C’était le 13 octobre, un mardi, le début de 11 jours qui allaient changer la vie de Yajai et secouer la Thaïlande.

Depuis trois mois, des milliers de jeunes Thaïlandais affluent dans les rues pour manifester de plus en plus d’ampleur et d’audace, sans aucune entrave de la part de la police. Ils réclamaient la démission du Premier ministre Prayuth Chan-ocha, un chef de l’armée à la retraite qui a pris le pouvoir lors d’un coup d’État en 2014. Plus remarquable encore, ils critiquaient publiquement le roi Maha Vajiralongkorn, qui est protégé contre les insultes par une loi stricte de lèse-majesté. Les jeunes manifestants risquaient ainsi des poursuites pénales et déchiraient les règles d’une société centrée sur le dévouement à son monarque, encore vénéré par beaucoup comme semi-divin.
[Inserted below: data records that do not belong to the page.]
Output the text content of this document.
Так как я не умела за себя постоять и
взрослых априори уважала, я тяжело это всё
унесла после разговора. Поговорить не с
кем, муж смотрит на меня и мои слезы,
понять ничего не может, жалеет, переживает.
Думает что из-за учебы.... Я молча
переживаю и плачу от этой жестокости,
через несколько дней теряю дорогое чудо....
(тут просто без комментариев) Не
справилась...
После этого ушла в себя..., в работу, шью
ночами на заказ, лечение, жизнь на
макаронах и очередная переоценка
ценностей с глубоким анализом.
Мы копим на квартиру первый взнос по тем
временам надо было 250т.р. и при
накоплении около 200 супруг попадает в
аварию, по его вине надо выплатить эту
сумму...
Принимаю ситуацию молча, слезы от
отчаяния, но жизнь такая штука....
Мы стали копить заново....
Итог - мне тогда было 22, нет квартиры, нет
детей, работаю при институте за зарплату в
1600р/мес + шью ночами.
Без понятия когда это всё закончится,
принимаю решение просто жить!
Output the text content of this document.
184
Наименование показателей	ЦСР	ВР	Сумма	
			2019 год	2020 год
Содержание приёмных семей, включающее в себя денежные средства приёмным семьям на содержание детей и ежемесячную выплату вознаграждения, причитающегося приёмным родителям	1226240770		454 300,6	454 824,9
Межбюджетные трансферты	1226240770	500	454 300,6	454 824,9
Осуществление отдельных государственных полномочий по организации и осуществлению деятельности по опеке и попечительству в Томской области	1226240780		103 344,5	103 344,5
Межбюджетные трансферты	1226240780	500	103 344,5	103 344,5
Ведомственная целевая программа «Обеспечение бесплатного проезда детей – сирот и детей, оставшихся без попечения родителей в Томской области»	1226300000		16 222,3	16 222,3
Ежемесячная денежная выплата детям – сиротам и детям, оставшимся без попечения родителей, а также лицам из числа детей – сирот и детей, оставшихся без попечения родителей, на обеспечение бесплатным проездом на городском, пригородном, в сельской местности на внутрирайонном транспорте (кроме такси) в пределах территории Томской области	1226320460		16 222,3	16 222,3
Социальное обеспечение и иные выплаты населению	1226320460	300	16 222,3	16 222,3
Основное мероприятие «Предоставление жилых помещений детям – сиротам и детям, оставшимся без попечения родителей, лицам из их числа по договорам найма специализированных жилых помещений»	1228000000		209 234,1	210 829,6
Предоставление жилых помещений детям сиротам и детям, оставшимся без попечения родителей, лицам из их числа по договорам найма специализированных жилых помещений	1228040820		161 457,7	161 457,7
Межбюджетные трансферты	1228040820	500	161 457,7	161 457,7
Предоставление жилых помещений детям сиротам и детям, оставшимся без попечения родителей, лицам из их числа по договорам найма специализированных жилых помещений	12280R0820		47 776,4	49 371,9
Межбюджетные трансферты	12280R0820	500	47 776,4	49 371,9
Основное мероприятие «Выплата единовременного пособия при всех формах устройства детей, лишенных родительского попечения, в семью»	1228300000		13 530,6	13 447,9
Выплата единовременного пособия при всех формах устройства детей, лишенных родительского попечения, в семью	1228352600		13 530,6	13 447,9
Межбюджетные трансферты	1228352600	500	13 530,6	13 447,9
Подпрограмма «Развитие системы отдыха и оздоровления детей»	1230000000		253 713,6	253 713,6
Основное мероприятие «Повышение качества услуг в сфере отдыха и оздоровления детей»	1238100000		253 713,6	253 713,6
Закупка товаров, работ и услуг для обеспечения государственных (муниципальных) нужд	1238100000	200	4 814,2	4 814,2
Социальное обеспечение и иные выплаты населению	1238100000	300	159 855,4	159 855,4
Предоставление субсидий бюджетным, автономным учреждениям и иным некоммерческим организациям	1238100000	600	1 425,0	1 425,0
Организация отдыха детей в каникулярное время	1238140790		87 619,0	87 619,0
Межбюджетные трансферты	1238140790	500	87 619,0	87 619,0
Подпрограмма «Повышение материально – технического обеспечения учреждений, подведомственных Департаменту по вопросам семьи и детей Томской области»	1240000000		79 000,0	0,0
Yajai et ses amis étaient réunis autour d’un pick-up qui faisait également office de scène sonore. Des journalistes de Reuters ont été témoins de la scène. C’était la fin de la saison des pluies, couvert et bruine. Jatupat «Pai» Boonpattararaksa, l’ami de Yajai, dansait sur le camion. Pai avait déjà purgé deux ans de prison pour avoir partagé un article critique sur le roi Vajiralongkorn sur Facebook, tombant ainsi sous le coup de la loi thaïlandaise sur la lèse-majesté. Aujourd’hui, Pai tournoyait ses hanches et chantait une chanson satirique sur le roi.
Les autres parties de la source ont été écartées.